Clock drift

For as long as I’ve owned my laptop, I’ve had problems with the clock being slow. It’s not some silly “my clock is set to a time five minutes in the past and I can’t fix it” kind of thing, I mean the clock really runs slow.

For example, when I start work in the morning one of the first things I do is

$ sudo rdate -s time-b.nist.gov

in order to sync my clock. Around 11:00 AM Solveig might ask me if I’m hungry and if I want some lunch. This makes me think that it’s too early for lunch until it dawns on me that my clock has fallen behind. Once more I

$ sudo rdate -s time-b.nist.gov

and I realize that the actual time is something like 1:30 PM. Four hours whent by, but my computer thought that only two hours had passed.

Later in the afternoon I’ll be unable to believe how long the day is dragging on. I’ll stare at the clock thinking “surely it can’t be only 3:30, it feels like I’ve put in at least six hours since lunch!” Then I realize (indeed, I hope) that my clock has been slow again. So I

$ sudo rdate -s time-b.nist.gov

and all of a sudden it’s 4:30 PM (not the six hours I’d assumed, but still an appreciable distance). When my computer tells me another ten minutes have passed, I’ll

$ sudo rdate -s time-b.nist.gov

and I’ll see that in the real world 17 minutes have passed. Often the end of the day is a game between me and my computer, with the computer trying to get me to unwittingly work past 5:00 PM, while I try to fix my clock at what I hope will turn out to be exactly 5:00 PM. So far the computer has proved to be more adept at this game than I am.

Needless to say this little problem wreak certain a sort of havoc on my life. Specifically it makes me always late. Late to join conference calls, late for lunch dates, late to meet Solveig when I promised not to be late.
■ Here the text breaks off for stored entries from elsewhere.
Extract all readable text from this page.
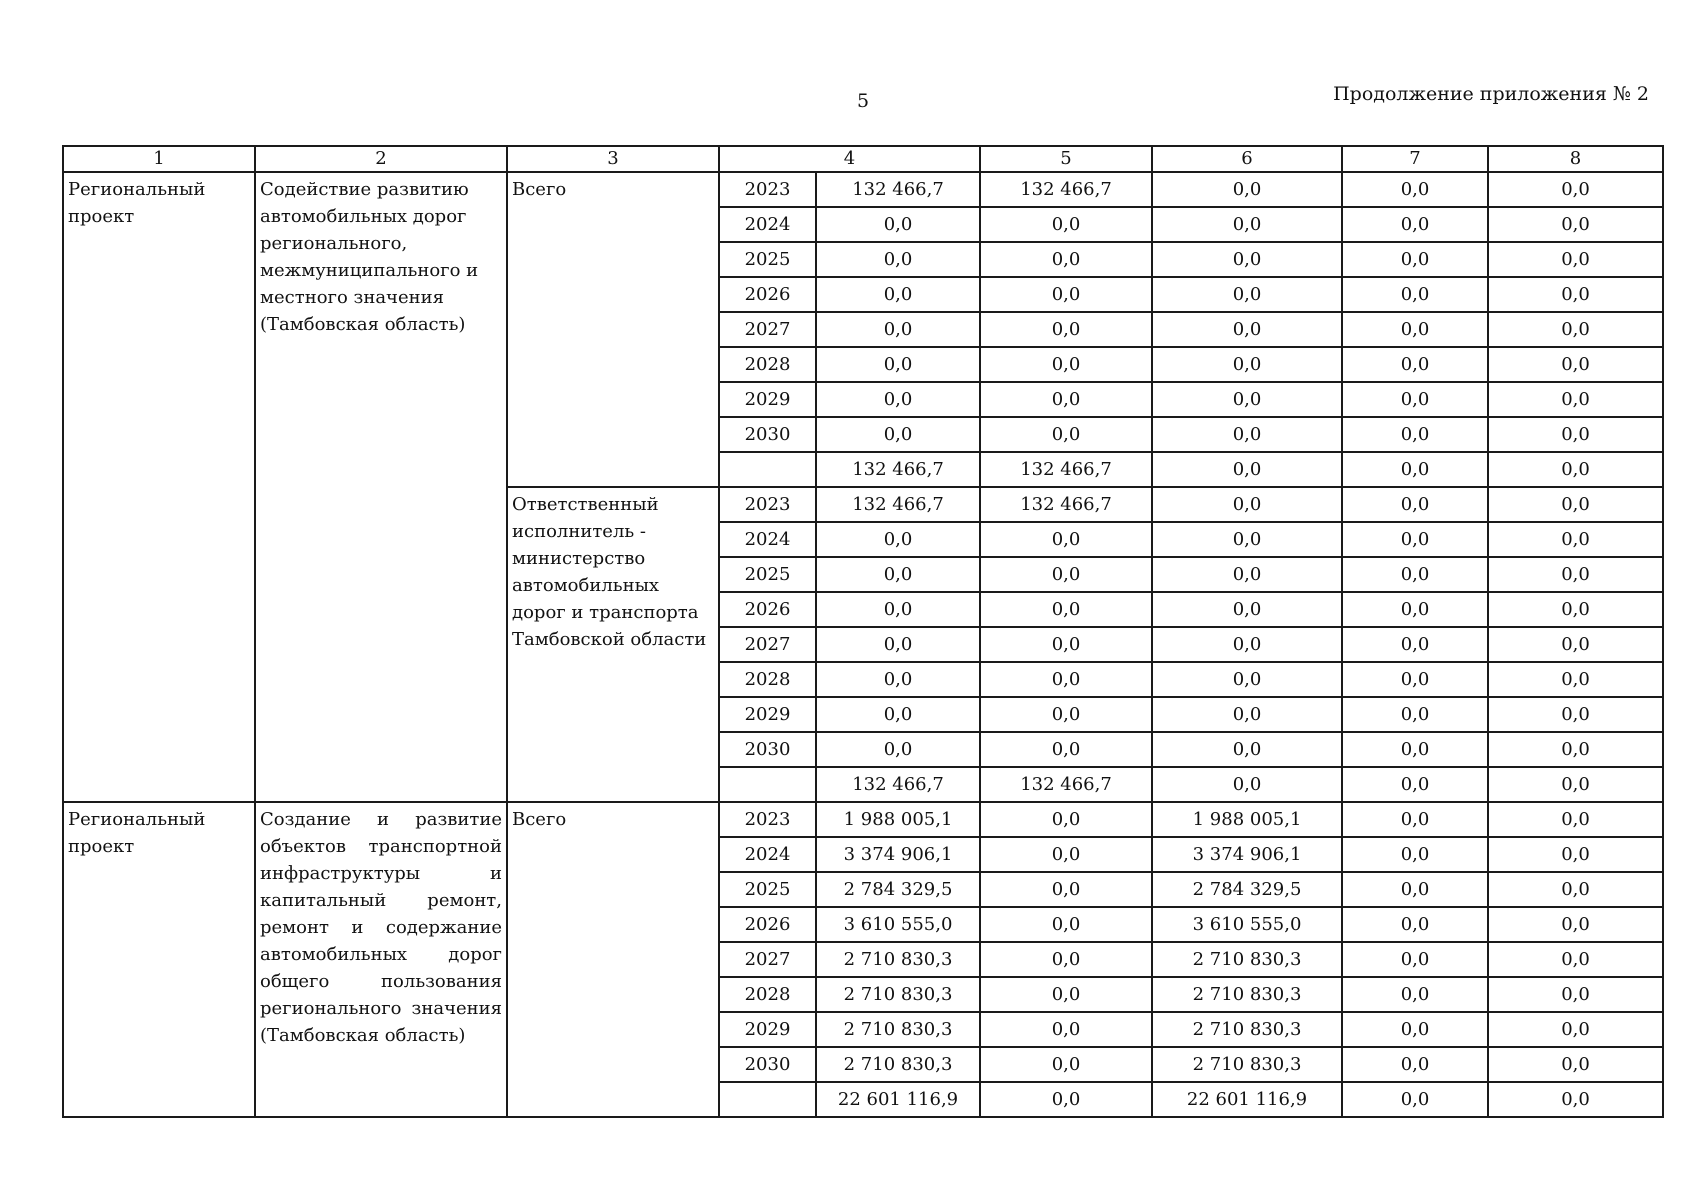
5	Продолжение приложения № 2
1	2	3	4		5	6	7	8
Региональный проект	Содействие развитию автомобильных дорог регионального, межмуниципального и местного значения (Тамбовская область)	Всего	2023	132 466,7	132 466,7	0,0	0,0	0,0
			2024	0,0	0,0	0,0	0,0	0,0
			2025	0,0	0,0	0,0	0,0	0,0
			2026	0,0	0,0	0,0	0,0	0,0
			2027	0,0	0,0	0,0	0,0	0,0
			2028	0,0	0,0	0,0	0,0	0,0
			2029	0,0	0,0	0,0	0,0	0,0
			2030	0,0	0,0	0,0	0,0	0,0
				132 466,7	132 466,7	0,0	0,0	0,0
		Ответственный исполнитель - министерство автомобильных дорог и транспорта Тамбовской области	2023	132 466,7	132 466,7	0,0	0,0	0,0
			2024	0,0	0,0	0,0	0,0	0,0
			2025	0,0	0,0	0,0	0,0	0,0
			2026	0,0	0,0	0,0	0,0	0,0
			2027	0,0	0,0	0,0	0,0	0,0
			2028	0,0	0,0	0,0	0,0	0,0
			2029	0,0	0,0	0,0	0,0	0,0
			2030	0,0	0,0	0,0	0,0	0,0
				132 466,7	132 466,7	0,0	0,0	0,0
Региональный проект	Создание и развитие объектов транспортной инфраструктуры и капитальный ремонт, ремонт и содержание автомобильных дорог общего пользования регионального значения (Тамбовская область)	Всего	2023	1 988 005,1	0,0	1 988 005,1	0,0	0,0
			2024	3 374 906,1	0,0	3 374 906,1	0,0	0,0
			2025	2 784 329,5	0,0	2 784 329,5	0,0	0,0
			2026	3 610 555,0	0,0	3 610 555,0	0,0	0,0
			2027	2 710 830,3	0,0	2 710 830,3	0,0	0,0
			2028	2 710 830,3	0,0	2 710 830,3	0,0	0,0
			2029	2 710 830,3	0,0	2 710 830,3	0,0	0,0
			2030	2 710 830,3	0,0	2 710 830,3	0,0	0,0
				22 601 116,9	0,0	22 601 116,9	0,0	0,0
Perhaps this is why she gave me a watch for Christmas.

I know, I could simply add rdate to my crontab (or even run ntpd to really do the job right), but I just can’t brind myself to do it. It feels too much like treating the symptom, not the problem. I want to be aware of the problem until it’s really fixed, not just hide it behind some clever scripts. As things stand so far, it seems that I’ll remain acutely aware of the problem for some time to come.